Won-Joon Choe on the Korean Bomb
I had a long post ready to go on OFK reader and contributor Won-Joon Choe’s new piece in the Christian Science Monitor (with co-author Jack Kim), but Blogger ate the entire entry, and I don’t have the time to rebuild it. It deals mainly with their thoughts on why South Korea doesn’t really mind the idea of a nuclear North Korea–its faith in reunification and belief that even a North Korean nuke is a Korean nuke. They lay responsibility for this on the South Korean government’s propaganda offensive, which has persuaded many people that North Korea is really benign. So far, I’m on board.
Where I disagree is with the idea that there’s some sinister reasoning behind this, or for that matter, much of any of the haze that’s being shotgunned around in the Blue House these days. Choe and Kim see this as connected to South Korea’s own nuclear ambitions. I’m not persuaded on that part. I’m a fan of Occam’s Razor, which means that I tend to see Roh and his cabinet in simpler terms–as inexperienced, unqualified people who tend to decide things emotionally, not rationally.

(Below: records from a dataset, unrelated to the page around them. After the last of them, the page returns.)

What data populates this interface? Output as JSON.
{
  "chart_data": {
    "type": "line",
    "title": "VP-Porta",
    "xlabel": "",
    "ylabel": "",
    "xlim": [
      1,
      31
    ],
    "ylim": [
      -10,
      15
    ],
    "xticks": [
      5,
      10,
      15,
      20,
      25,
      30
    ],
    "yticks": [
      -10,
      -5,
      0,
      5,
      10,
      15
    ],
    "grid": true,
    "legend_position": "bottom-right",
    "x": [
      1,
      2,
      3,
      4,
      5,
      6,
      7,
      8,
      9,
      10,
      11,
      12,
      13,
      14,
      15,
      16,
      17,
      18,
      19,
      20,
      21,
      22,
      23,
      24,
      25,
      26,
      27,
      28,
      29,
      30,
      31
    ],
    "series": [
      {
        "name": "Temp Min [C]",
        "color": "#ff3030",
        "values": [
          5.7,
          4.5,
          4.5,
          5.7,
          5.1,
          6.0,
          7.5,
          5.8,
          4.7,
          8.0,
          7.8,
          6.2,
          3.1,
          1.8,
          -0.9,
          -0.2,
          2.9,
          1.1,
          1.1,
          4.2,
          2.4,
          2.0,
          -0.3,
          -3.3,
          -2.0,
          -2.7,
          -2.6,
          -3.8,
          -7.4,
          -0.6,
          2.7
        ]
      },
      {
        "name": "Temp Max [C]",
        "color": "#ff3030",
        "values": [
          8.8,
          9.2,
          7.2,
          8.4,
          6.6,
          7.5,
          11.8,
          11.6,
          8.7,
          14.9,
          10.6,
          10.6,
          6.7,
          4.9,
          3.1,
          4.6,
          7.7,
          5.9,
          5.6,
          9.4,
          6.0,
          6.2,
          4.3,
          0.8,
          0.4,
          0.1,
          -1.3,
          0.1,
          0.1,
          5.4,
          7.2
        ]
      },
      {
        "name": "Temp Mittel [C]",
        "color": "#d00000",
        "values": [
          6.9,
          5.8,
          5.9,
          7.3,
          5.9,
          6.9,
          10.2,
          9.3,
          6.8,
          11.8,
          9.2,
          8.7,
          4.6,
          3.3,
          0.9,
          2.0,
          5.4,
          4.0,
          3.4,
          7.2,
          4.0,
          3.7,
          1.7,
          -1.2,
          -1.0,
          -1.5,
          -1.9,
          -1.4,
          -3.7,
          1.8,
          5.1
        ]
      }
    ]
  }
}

I do agree with where they go in the end, however:
This means, in the first place, Seoul’s propaganda that North Korea is benign must be countered. The South Korean public must be made to see North Korea for what it is: an evil, totalitarian regime that murders its own people and even today threatens to communize the South.
Second, South Korea must be reminded of the grave costs of pursuing the nuclear option for itself. In fact, the Bush administration lost a golden opportunity to do so when it failed to refer South Korea to the UN Security Council when the “rogue” nuclear experiments were exposed last summer. That failure revealed that the Bush administration was suffering from a fantasy of its own that the leftist government in Seoul would reciprocate Washington’s goodwill with a more cooperative approach regarding North Korea.
Read the whole thing; it’s certainly a great discussion piece.